Sesso, nel Lazio il rapporto dura 2 minuti. Donne più insoddisfatte in Piemonte, Liguria e Puglia. Urologi e ufologi a convegno. E in Islanda c’è il Museo del Pene

28/1/14 – Lo rivela una ricerca dell’Associazione andrologi italiani, presentata a Roma nel corso del convegno ‘La medicina della sessualità come paradigma del benessere globale’. Tra i più frustrati per i rapporti troppo rapidi i genovesi

eiaculazione precoce

I più veloci a letto sono gli uomini nel Lazio. Amanti passionali, ma insoddisfatti perché troppo frettolosi. Basti pensare che una coppia su quattro non raggiunge il piacere, anche se ha in media 96 rapporti sessuali all’anno. Il motivo? Lui si accende di passione ma si spegne troppo presto. Un disturbo, quello dell’eiaculazione precoce, che colpisce il 20% della popolazione maschile dai 18 ai 60 anni. Ma in altre regioni le cose non vanno meglio.

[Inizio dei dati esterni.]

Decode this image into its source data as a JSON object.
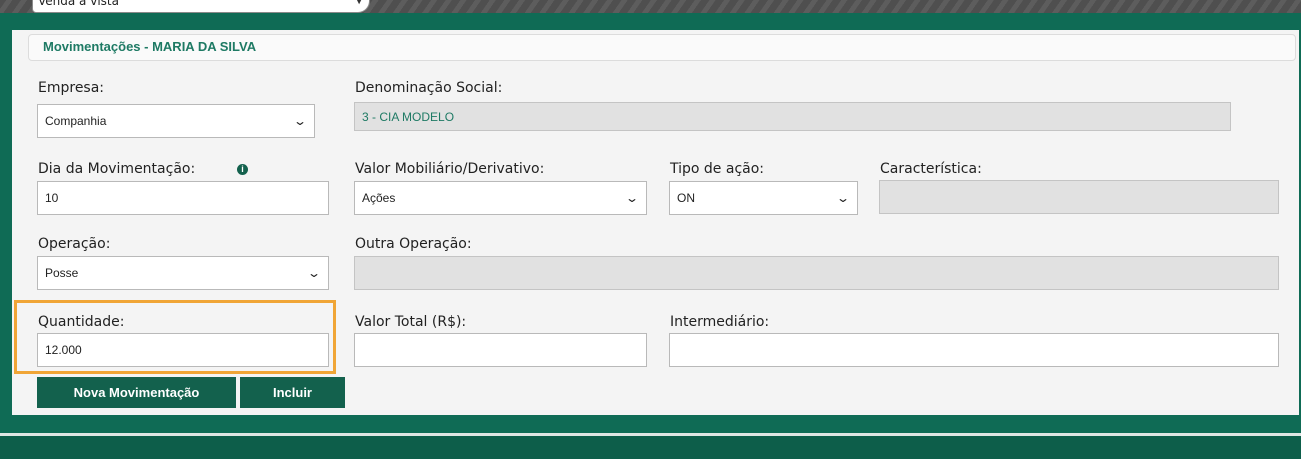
{
  "top_select": {
    "value": "Venda a vista"
  },
  "panel": {
    "title": "Movimentações - MARIA DA SILVA"
  },
  "form": {
    "empresa": {
      "label": "Empresa:",
      "value": "Companhia"
    },
    "denominacao": {
      "label": "Denominação Social:",
      "value": "3 - CIA MODELO"
    },
    "dia": {
      "label": "Dia da Movimentação:",
      "value": "10"
    },
    "valor_mobiliario": {
      "label": "Valor Mobiliário/Derivativo:",
      "value": "Ações"
    },
    "tipo_acao": {
      "label": "Tipo de ação:",
      "value": "ON"
    },
    "caracteristica": {
      "label": "Característica:",
      "value": ""
    },
    "operacao": {
      "label": "Operação:",
      "value": "Posse"
    },
    "outra_operacao": {
      "label": "Outra Operação:",
      "value": ""
    },
    "quantidade": {
      "label": "Quantidade:",
      "value": "12.000"
    },
    "valor_total": {
      "label": "Valor Total (R$):",
      "value": ""
    },
    "intermediario": {
      "label": "Intermediário:",
      "value": ""
    }
  },
  "buttons": {
    "nova": "Nova Movimentação",
    "incluir": "Incluir"
  },
  "icons": {
    "info": "info-icon",
    "dropdown": "chevron-down-icon"
  },
  "colors": {
    "brand": "#0f6b55",
    "button": "#13614d",
    "highlight": "#f0a536",
    "title": "#1e7a64"
  }
}
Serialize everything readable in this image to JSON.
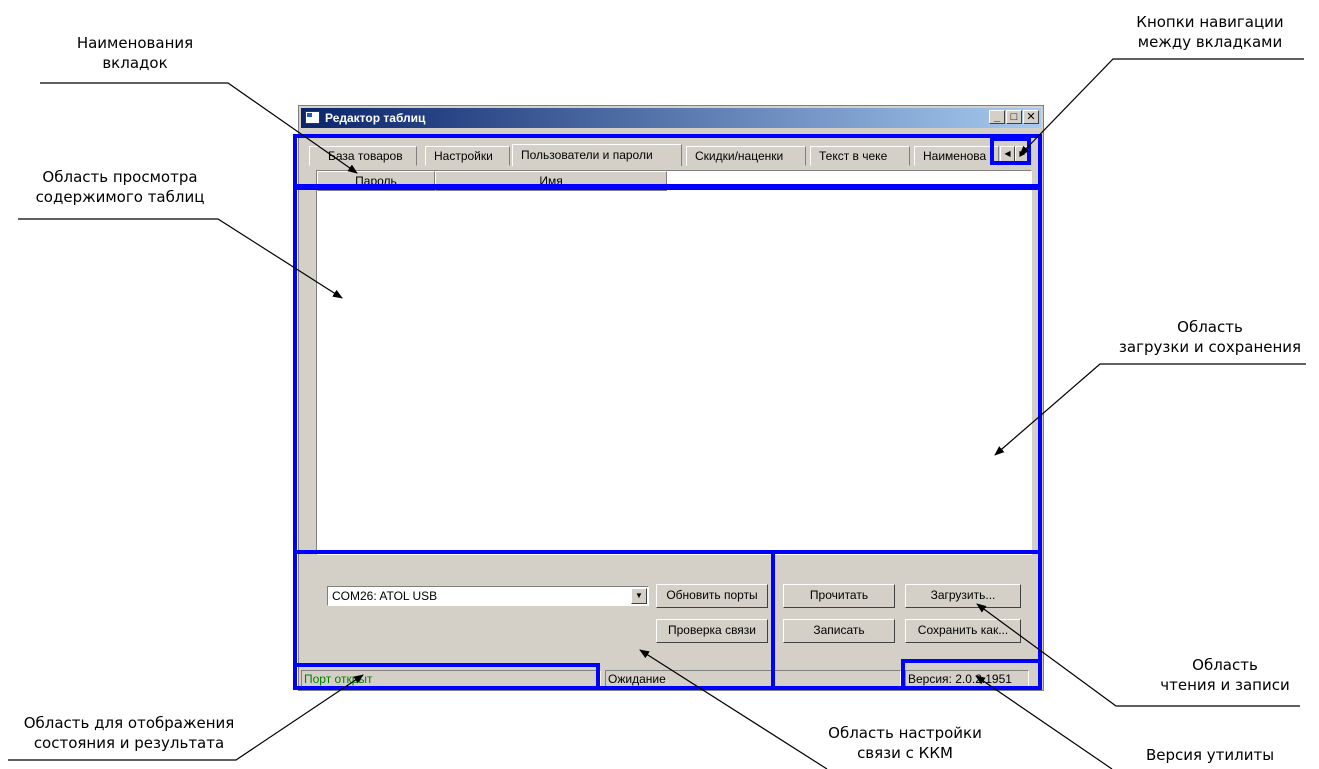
{
  "callouts": {
    "tab_names": [
      "Наименования",
      "вкладок"
    ],
    "tab_nav_buttons": [
      "Кнопки навигации",
      "между вкладками"
    ],
    "table_view": [
      "Область просмотра",
      "содержимого таблиц"
    ],
    "load_save": [
      "Область",
      "загрузки и сохранения"
    ],
    "read_write": [
      "Область",
      "чтения и записи"
    ],
    "status_area": [
      "Область для отображения",
      "состояния и результата"
    ],
    "kkm_connection": [
      "Область настройки",
      "связи с ККМ"
    ],
    "utility_version": [
      "Версия утилиты"
    ]
  },
  "window": {
    "title": "Редактор таблиц",
    "controls": {
      "minimize": "_",
      "maximize": "□",
      "close": "✕"
    }
  },
  "tabs": [
    {
      "label": "База товаров"
    },
    {
      "label": "Настройки"
    },
    {
      "label": "Пользователи и пароли",
      "active": true
    },
    {
      "label": "Скидки/наценки"
    },
    {
      "label": "Текст в чеке"
    },
    {
      "label": "Наименова"
    }
  ],
  "tab_nav": {
    "left": "◀",
    "right": "▶"
  },
  "table": {
    "columns": [
      "Пароль",
      "Имя"
    ]
  },
  "connection": {
    "port": "COM26: ATOL USB",
    "combo_arrow": "▼",
    "refresh_ports_label": "Обновить порты",
    "check_connection_label": "Проверка связи"
  },
  "actions": {
    "read_label": "Прочитать",
    "write_label": "Записать",
    "load_label": "Загрузить...",
    "save_as_label": "Сохранить как..."
  },
  "status": {
    "port_state": "Порт открыт",
    "operation": "Ожидание",
    "version": "Версия: 2.0.2.1951"
  },
  "colors": {
    "highlight": "#0000ff",
    "status_text": "#008000",
    "title_gradient_start": "#0a246a",
    "title_gradient_end": "#a6caf0"
  }
}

Le donne più insoddisfatte, che non riescono a raggiungere l’orgasmo, a causa dei rapporti frettolosi sono le piemontesi, le pugliesi e le liguri. Lo rivela la ricerca dell’Associazione andrologi italiani, presentata oggi a Roma nel corso del convegno La medicina della sessualità come paradigma del benessere globale. Lo studio ha preso in esame 6 regioni italiane Liguria, Toscana, Lazio, Puglia, Sicilia, Piemonte e un campione di 825 maschi e 402 donne.

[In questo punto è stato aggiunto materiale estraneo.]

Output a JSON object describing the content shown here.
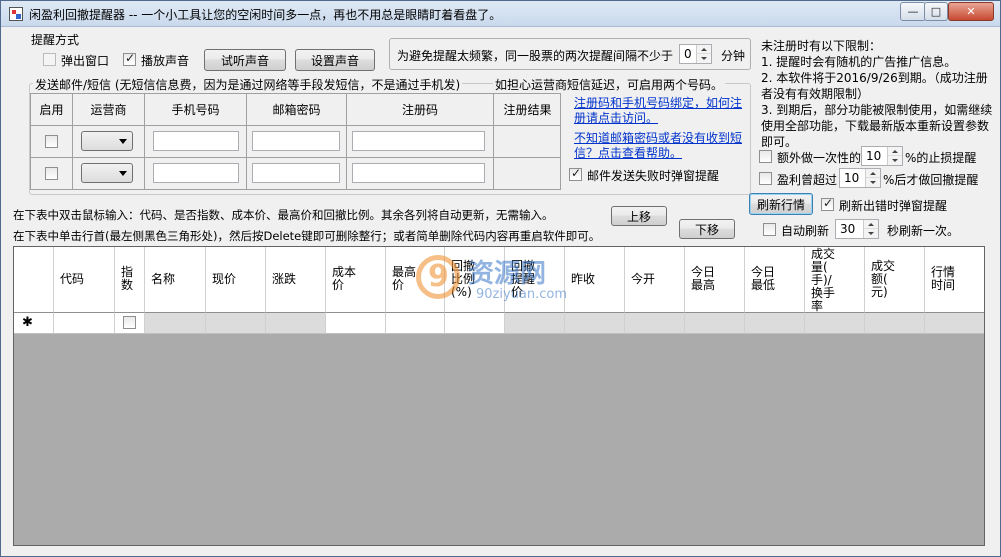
{
  "window": {
    "title": "闲盈利回撤提醒器 -- 一个小工具让您的空闲时间多一点，再也不用总是眼睛盯着看盘了。",
    "minimize": "—",
    "maximize": "□",
    "close": "✕"
  },
  "reminder": {
    "group_title": "提醒方式",
    "popup_label": "弹出窗口",
    "popup_checked": false,
    "sound_label": "播放声音",
    "sound_checked": true,
    "test_sound_button": "试听声音",
    "set_sound_button": "设置声音"
  },
  "interval": {
    "text": "为避免提醒太频繁，同一股票的两次提醒间隔不少于",
    "value": "0",
    "unit": "分钟"
  },
  "sms": {
    "group_title": "发送邮件/短信 (无短信信息费，因为是通过网络等手段发短信，不是通过手机发)",
    "delay_note": "如担心运营商短信延迟，可启用两个号码。",
    "columns": [
      "启用",
      "运营商",
      "手机号码",
      "邮箱密码",
      "注册码",
      "注册结果"
    ],
    "rows": 2,
    "link_bind": "注册码和手机号码绑定，如何注册请点击访问。",
    "link_help": "不知道邮箱密码或者没有收到短信？点击查看帮助。",
    "fail_popup_label": "邮件发送失败时弹窗提醒",
    "fail_popup_checked": true
  },
  "notice": {
    "title": "未注册时有以下限制：",
    "line1": "1. 提醒时会有随机的广告推广信息。",
    "line2": "2. 本软件将于2016/9/26到期。（成功注册者没有有效期限制）",
    "line3": "3. 到期后，部分功能被限制使用，如需继续使用全部功能，下载最新版本重新设置参数即可。"
  },
  "extra": {
    "stoploss_label": "额外做一次性的",
    "stoploss_value": "10",
    "stoploss_suffix": "%的止损提醒",
    "stoploss_checked": false,
    "profit_label": "盈利曾超过",
    "profit_value": "10",
    "profit_suffix": "%后才做回撤提醒",
    "profit_checked": false,
    "refresh_button": "刷新行情",
    "refresh_error_label": "刷新出错时弹窗提醒",
    "refresh_error_checked": true,
    "auto_refresh_label": "自动刷新",
    "auto_refresh_checked": false,
    "auto_refresh_value": "30",
    "auto_refresh_suffix": "秒刷新一次。"
  },
  "instructions": {
    "line1": "在下表中双击鼠标输入：代码、是否指数、成本价、最高价和回撤比例。其余各列将自动更新，无需输入。",
    "line2": "在下表中单击行首(最左侧黑色三角形处)，然后按Delete键即可删除整行；或者简单删除代码内容再重启软件即可。",
    "up_button": "上移",
    "down_button": "下移"
  },
  "grid": {
    "columns": [
      {
        "label": "代码"
      },
      {
        "label": "指\n数"
      },
      {
        "label": "名称"
      },
      {
        "label": "现价"
      },
      {
        "label": "涨跌"
      },
      {
        "label": "成本\n价"
      },
      {
        "label": "最高\n价"
      },
      {
        "label": "回撤\n比例\n(%)"
      },
      {
        "label": "回撤\n提醒\n价"
      },
      {
        "label": "昨收"
      },
      {
        "label": "今开"
      },
      {
        "label": "今日\n最高"
      },
      {
        "label": "今日\n最低"
      },
      {
        "label": "成交\n量(\n手)/\n换手\n率"
      },
      {
        "label": "成交\n额(\n元)"
      },
      {
        "label": "行情\n时间"
      }
    ],
    "new_row_marker": "✱"
  },
  "watermark": {
    "site_cn": "资源网",
    "site_url": "90ziyuan.com",
    "logo_digit": "9"
  },
  "colors": {
    "link": "#0033cc",
    "grid_background": "#ababab",
    "watermark_orange": "#f08c28",
    "watermark_blue": "#3c78c8"
  }
}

Non pensare al problema. Un problema, quello dell’eiaculazione precoce che colpisce molte coppie in Italia. “L’eiaculazione precoce abbatte la sessualità – spiega Aldo Franco De Rose urologo e presidente dell’Associazione andrologi italiani – riduce l’autostima, fa diventare più insicuri e frustrati, nei casi estremi porta alla separazione, mentre più spesso si è portati a evadere viaggiando, come a voler dimenticare il problema. I più insoddisfatti risultano liguri, che però si  attestano tra coloro che viaggiano meno: 7%, 29% di laziali e 26% dei pugliesi. Mentre le donne più “arrabbiate” a causa di questo disturbo sessuale sono le piemontesi, le liguri e pugliesi con una media di insoddisfazione al 62% . Fra loro, solo una minoranza  manifesta un senso di colpa 22%”.

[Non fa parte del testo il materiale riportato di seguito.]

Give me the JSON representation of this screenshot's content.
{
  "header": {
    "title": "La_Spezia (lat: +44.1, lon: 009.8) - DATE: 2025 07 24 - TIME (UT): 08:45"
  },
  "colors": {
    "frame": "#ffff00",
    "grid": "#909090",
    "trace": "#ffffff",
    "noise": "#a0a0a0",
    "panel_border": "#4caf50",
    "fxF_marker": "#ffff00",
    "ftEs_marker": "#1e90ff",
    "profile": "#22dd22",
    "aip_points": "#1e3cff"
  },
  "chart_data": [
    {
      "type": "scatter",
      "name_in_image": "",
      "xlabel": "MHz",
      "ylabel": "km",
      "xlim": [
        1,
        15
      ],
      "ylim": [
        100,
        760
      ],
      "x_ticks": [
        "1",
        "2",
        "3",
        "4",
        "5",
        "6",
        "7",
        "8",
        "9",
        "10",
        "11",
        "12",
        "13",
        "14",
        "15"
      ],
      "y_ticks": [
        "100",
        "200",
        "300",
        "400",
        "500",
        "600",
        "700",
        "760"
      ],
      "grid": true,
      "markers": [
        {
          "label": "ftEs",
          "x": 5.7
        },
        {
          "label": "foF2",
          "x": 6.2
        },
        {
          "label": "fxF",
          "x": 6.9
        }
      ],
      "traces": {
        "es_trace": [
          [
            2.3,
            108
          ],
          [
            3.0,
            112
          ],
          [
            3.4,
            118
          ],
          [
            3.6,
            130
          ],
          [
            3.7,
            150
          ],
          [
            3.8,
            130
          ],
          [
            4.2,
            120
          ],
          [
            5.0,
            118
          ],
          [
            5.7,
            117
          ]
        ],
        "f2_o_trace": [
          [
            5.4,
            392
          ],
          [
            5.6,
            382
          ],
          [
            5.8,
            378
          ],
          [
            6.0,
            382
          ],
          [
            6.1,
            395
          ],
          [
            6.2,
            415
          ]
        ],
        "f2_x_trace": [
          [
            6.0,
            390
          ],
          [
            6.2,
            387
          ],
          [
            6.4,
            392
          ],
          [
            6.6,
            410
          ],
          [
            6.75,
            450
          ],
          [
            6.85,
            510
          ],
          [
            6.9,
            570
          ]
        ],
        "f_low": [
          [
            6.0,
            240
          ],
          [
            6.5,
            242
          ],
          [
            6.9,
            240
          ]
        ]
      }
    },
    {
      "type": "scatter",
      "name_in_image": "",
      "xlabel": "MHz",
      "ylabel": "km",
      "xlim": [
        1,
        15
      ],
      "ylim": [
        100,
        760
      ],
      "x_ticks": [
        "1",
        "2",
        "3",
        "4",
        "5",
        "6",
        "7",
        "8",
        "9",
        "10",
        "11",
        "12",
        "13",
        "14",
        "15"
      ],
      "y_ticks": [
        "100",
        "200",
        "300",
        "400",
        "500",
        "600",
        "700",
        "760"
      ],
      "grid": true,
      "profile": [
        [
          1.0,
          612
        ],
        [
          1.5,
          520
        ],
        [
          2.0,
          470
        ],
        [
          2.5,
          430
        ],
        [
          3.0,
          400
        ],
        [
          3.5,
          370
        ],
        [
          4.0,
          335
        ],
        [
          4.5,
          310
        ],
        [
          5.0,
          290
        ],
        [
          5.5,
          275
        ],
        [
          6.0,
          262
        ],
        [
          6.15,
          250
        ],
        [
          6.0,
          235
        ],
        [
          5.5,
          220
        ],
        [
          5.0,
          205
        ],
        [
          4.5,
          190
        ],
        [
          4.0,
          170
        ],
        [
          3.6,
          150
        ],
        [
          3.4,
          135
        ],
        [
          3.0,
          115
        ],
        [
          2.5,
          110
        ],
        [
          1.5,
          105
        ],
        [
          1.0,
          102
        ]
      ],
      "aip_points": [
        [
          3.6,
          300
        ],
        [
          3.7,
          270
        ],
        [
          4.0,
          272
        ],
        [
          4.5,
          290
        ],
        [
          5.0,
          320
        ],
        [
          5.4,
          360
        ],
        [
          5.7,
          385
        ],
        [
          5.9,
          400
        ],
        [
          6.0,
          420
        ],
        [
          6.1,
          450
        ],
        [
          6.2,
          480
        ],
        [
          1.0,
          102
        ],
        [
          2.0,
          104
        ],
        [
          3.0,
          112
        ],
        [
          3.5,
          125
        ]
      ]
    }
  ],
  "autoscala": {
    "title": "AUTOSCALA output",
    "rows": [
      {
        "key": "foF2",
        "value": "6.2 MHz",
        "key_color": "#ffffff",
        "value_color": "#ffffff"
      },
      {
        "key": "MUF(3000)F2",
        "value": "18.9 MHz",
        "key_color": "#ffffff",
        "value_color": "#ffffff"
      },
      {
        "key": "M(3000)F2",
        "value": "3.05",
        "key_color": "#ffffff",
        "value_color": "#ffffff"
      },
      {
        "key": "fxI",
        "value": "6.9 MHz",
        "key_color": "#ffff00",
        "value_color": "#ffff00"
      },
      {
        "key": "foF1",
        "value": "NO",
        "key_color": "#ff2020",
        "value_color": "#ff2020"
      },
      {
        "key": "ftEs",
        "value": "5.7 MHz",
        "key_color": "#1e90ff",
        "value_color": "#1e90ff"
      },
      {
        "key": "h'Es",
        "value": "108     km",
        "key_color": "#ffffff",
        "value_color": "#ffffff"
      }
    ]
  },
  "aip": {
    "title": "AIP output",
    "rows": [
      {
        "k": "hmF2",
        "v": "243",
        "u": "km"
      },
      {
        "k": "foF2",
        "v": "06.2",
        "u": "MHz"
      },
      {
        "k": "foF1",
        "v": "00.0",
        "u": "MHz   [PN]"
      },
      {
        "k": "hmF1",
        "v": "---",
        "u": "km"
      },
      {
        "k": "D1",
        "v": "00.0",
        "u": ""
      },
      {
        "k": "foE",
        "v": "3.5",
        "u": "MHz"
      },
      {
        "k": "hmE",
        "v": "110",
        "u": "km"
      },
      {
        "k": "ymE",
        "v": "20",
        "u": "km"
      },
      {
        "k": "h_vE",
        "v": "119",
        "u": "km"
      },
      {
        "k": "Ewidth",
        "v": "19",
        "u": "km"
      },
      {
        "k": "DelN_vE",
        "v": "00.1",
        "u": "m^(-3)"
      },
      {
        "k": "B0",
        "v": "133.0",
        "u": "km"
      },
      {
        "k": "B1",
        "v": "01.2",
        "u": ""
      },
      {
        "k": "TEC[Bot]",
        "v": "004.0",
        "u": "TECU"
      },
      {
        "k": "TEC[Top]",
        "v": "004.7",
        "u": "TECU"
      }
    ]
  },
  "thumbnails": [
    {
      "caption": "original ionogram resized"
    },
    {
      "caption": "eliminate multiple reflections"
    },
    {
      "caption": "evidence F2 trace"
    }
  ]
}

Lazio. I laziali sono poco soddisfatti della loro vita sessuale: circa il 75% non è contento di ciò che accade sotto le lenzuola, soprattutto gli adulti fra i 20 e i 50 anni. L’insoddisfazione sessuale è una mina vagante nei rapporti a due: il 62% dei laziali ammette difficoltà di coppia per colpa del suo problema e il Lazio risulta peraltro la regione dove il problema è più sentito dagli uomini. Il 68% si sente insicuro a letto e solo i piemontesi sono ancor meno a proprio agio fra le lenzuola (69%).

Problemi per la coppia. Il 46% degli uomini ammette che il disturbo nuoce alla coppia, che in un caso su due smette di frequentare gli amici o cerca di distrarsi con i viaggi. Finché molti addirittura si separano: succede al 9% dei laziali e in percentuali simili anche nelle altre regioni. “L’eiaculazione precoce è il disturbo sessuale maschile più comune e comporta molta frustrazione in entrambi i partner – spiega Vincenzo Gentile, direttore del Dipartimento di Ginecologia e Urologia dell’Università Sapienza di Roma – i disturbi di uno dei componenti della coppia inevitabilmente provocano ‘effetti collaterali’ sull’altro. Oggi, però, le donne più consapevoli e realizzate non si accontentano più e vorrebbero trovare soluzioni. Purtroppo il 90% di chi soffre di eiaculazione precoce, pur temendo il fallimento della coppia, non affronta o trascura il problema. Solo un uomo su dieci sa che esistono soluzioni efficaci”.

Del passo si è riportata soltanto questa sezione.